Bharatiya Nyaya Sanhita, 2023
Section 29
Exclusion of acts which are offences independently of harm caused
The exceptions in sections 25, 26 and 27 do not extend to acts which are offences independently of any harm which they may cause, or be intended to cause, or be known to be likely to cause, to the person giving the consent, or on whose behalf the consent is given. Illustration. Causing miscarriage (unless caused in good faith for the purpose of saving the life of the woman) is an offence independently of any harm which it may cause or be intended to cause to the woman. Therefore, it is not an offence “by reason of such harm”; and the consent of the woman or of her guardian to the causing of such miscarriage does not justify the act.
Why this exists
This provision continues the logic of Section 91 of the old Indian Penal Code, 1860. Lawmakers recognized that consent can excuse many acts (like a risky medical procedure) because the law's concern in those cases is protecting the individual from harm, and the individual chose to accept that risk. But some acts are criminalized for broader public-interest reasons — protecting unborn life, public morality, or third parties — not merely to shield the consenting person. In those cases, allowing consent to erase criminal liability would defeat the law's real purpose. Illegal miscarriage was the classic example lawmakers used: even if a pregnant woman agrees to it, the act remains illegal because the law's target is the act itself, not just the harm to her.
How courts read it
Indian courts have historically read the equivalent IPC Section 91 narrowly and consistently: consent exceptions (like Sections 87-89 IPC, now 25-27 BNS) are limited to situations where harm to the consenting individual is the *only* basis for treating the act as criminal.
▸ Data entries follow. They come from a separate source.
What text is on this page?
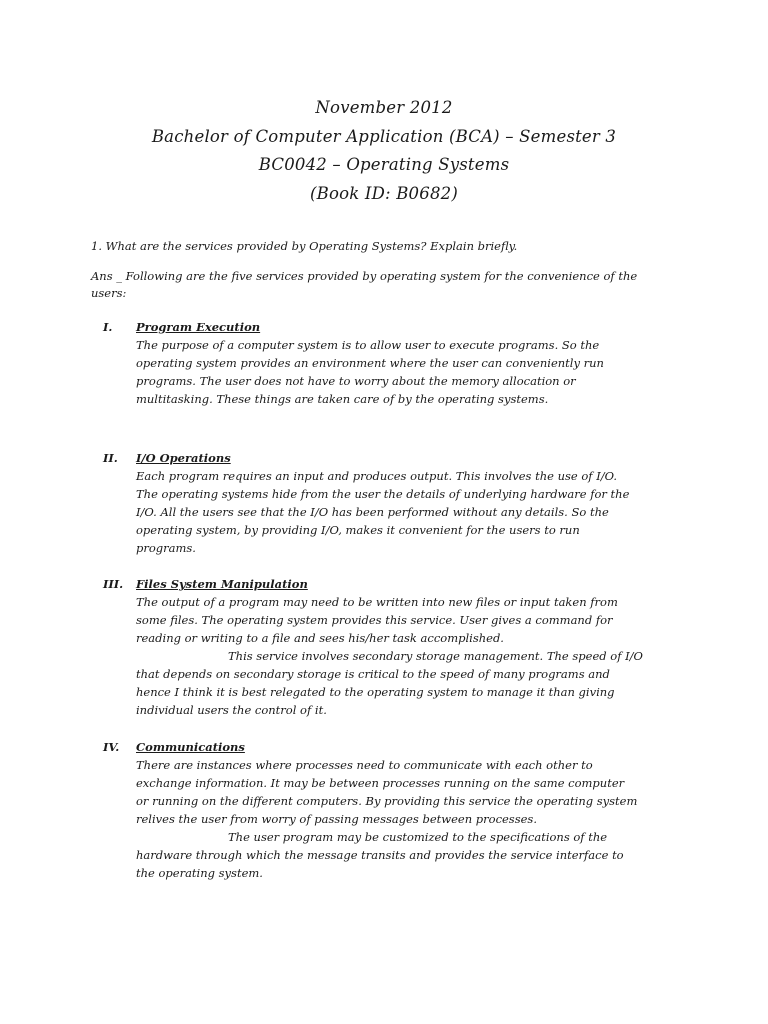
November 2012
Bachelor of Computer Application (BCA) – Semester 3
BC0042 – Operating Systems
(Book ID: B0682)
1. What are the services provided by Operating Systems? Explain briefly.
Ans _ Following are the five services provided by operating system for the convenience of the
users:
I.	Program Execution
The purpose of a computer system is to allow user to execute programs. So the
operating system provides an environment where the user can conveniently run
programs. The user does not have to worry about the memory allocation or
multitasking. These things are taken care of by the operating systems.
II.	I/O Operations
Each program requires an input and produces output. This involves the use of I/O.
The operating systems hide from the user the details of underlying hardware for the
I/O. All the users see that the I/O has been performed without any details. So the
operating system, by providing I/O, makes it convenient for the users to run
programs.
III.	Files System Manipulation
The output of a program may need to be written into new files or input taken from
some files. The operating system provides this service. User gives a command for
reading or writing to a file and sees his/her task accomplished.
This service involves secondary storage management. The speed of I/O
that depends on secondary storage is critical to the speed of many programs and
hence I think it is best relegated to the operating system to manage it than giving
individual users the control of it.
IV.	Communications
There are instances where processes need to communicate with each other to
exchange information. It may be between processes running on the same computer
or running on the different computers. By providing this service the operating system
relives the user from worry of passing messages between processes.
The user program may be customized to the specifications of the
hardware through which the message transits and provides the service interface to
the operating system.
Courts have applied this reasoning particularly in cases involving illegal abortion/miscarriage, holding that a woman's consent does not shield a person who performs an unlawful abortion, because the law criminalizes the act to protect potential life and public health, not solely to protect the woman from harm to herself.
Common misconceptions
- Myth: If a person consents to something happening to their own body, the act can never be a crime.
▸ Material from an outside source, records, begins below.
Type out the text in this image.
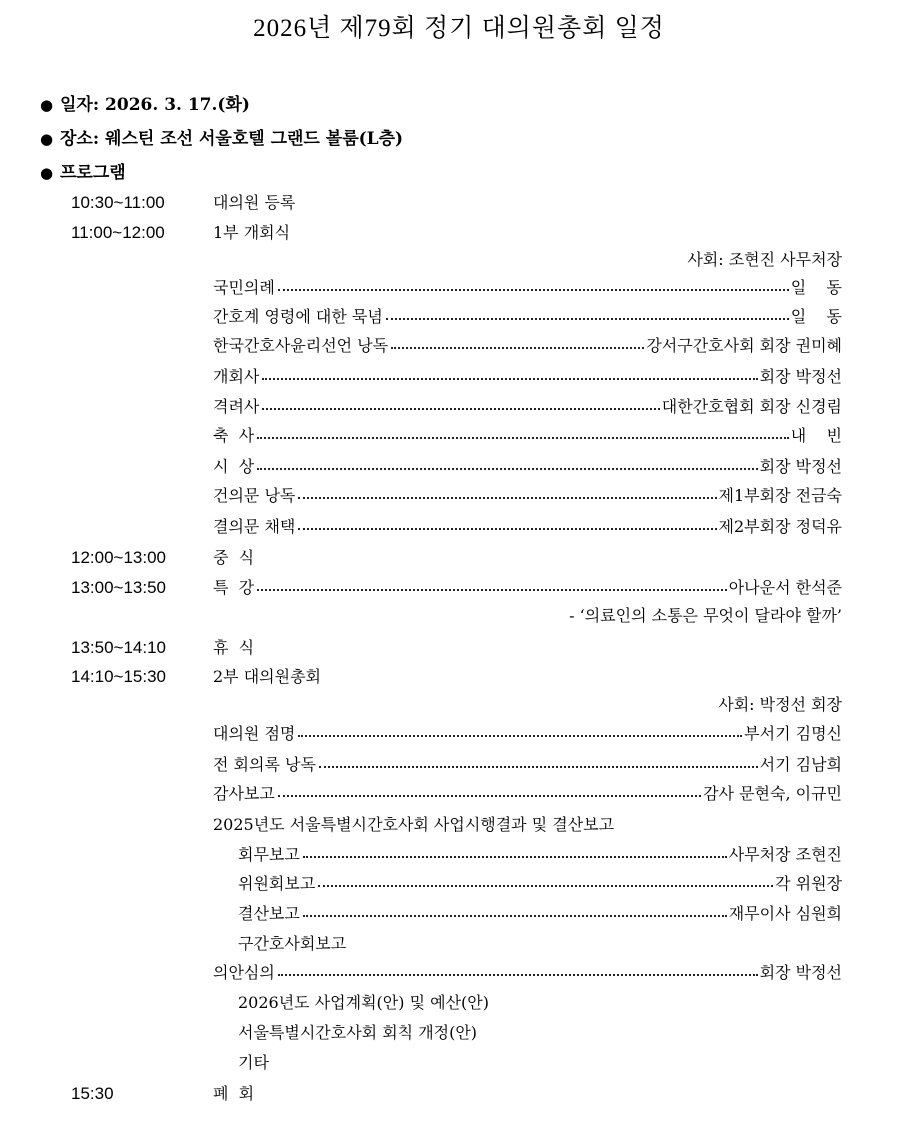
2026년 제79회 정기 대의원총회 일정
● 일자: 2026. 3. 17.(화)
● 장소: 웨스틴 조선 서울호텔 그랜드 볼룸(L층)
● 프로그램
10:30~11:00	대의원 등록
11:00~12:00	1부 개회식
사회: 조현진 사무처장
국민의례	일    동
간호계 영령에 대한 묵념	일    동
한국간호사윤리선언 낭독	강서구간호사회 회장 권미혜
개회사	회장 박정선
격려사	대한간호협회 회장 신경림
축  사	내    빈
시  상	회장 박정선
건의문 낭독	제1부회장 전금숙
결의문 채택	제2부회장 정덕유
12:00~13:00	중  식
13:00~13:50	특  강	아나운서 한석준
- ‘의료인의 소통은 무엇이 달라야 할까’
13:50~14:10	휴  식
14:10~15:30	2부 대의원총회
사회: 박정선 회장
대의원 점명	부서기 김명신
전 회의록 낭독	서기 김남희
감사보고	감사 문현숙, 이규민
2025년도 서울특별시간호사회 사업시행결과 및 결산보고
회무보고	사무처장 조현진
위원회보고	각 위원장
결산보고	재무이사 심원희
구간호사회보고
의안심의	회장 박정선
2026년도 사업계획(안) 및 예산(안)
서울특별시간호사회 회칙 개정(안)
기타
15:30	폐  회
Fact: Consent only excuses acts that are crimes solely because of harm to the consenting person. If the act is illegal for other reasons too — like protecting an unborn child or public interest — consent does not make it legal. - Myth: The miscarriage illustration means all abortions are illegal.
Fact: The illustration only shows how the principle works; miscarriage caused in good faith to save the woman's life is expressly excluded and remains lawful, and other abortion laws separately govern when termination is permitted.